Bawling my damn eyes out with hopelessness.
And this is what you want, isn’t it?
I’ve read all about it. I understand how this works.
You want me hollowed out, questioning my own complicity, a shell of a person with blood on their hands, feeling helpless and despondent and completely depleted by my own rage.
If I am this, then I am your good soldier.
If I am this, then I am too tired to cause chaos.
If I am this, then I am too guilty to do more.
The only thing better for you than for me to be asleep is for me to be wide awake and dazed.
And that’s what I am.
So you win.
Today.
And maybe tomorrow.
But soon after, I know what will happen.
I know what will happen because I’ve been here before.
Community will happen.
Love will happen.
Grace will happen.
And I’ll be reminded of exactly who I am and who we are and who we should be.

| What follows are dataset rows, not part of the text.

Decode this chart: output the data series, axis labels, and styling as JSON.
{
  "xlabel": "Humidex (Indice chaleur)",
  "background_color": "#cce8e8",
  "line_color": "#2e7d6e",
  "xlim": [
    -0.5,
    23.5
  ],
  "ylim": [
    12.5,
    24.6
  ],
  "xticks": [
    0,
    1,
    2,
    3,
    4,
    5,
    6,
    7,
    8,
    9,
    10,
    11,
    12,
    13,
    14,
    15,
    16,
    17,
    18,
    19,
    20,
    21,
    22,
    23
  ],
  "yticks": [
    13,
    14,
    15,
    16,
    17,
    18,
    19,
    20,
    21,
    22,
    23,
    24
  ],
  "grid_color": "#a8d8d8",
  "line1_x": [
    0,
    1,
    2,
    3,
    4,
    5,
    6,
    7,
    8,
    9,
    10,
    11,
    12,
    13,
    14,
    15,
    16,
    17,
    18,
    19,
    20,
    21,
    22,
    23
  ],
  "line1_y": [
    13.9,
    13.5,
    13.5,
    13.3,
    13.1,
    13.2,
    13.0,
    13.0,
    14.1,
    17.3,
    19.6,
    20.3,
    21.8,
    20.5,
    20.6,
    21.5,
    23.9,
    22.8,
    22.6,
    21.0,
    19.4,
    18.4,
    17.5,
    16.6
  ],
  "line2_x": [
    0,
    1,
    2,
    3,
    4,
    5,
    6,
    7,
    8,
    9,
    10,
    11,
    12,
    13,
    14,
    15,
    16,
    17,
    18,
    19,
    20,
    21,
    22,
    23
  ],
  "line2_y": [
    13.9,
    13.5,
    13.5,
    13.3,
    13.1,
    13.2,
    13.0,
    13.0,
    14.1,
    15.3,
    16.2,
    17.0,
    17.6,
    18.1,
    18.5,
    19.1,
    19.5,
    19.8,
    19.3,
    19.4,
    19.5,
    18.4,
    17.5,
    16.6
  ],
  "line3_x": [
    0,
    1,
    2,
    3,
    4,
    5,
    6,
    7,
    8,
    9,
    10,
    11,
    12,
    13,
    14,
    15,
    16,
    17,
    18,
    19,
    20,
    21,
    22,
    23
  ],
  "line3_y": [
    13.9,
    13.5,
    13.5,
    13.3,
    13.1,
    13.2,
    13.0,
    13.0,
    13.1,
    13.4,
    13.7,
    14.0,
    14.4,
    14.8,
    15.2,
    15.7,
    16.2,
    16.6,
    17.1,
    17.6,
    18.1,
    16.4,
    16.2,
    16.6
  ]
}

And then I won’t be wide awake and dazed.
In fact, I’ll be your worst nightmare.
Wide awake.
And WILD.
Yes, my heart’s been split wide open.
But my arms are wide open too.
And I am determined for them to stay that way.



Thank you, Kim, for these words, they echo in my head and heart. I will them to come true
Oh Kim this is so powerful and heart rending. Sending much love. All we can do is go to our innermost heart space and send love to the world. Thank you for going there … for writing it.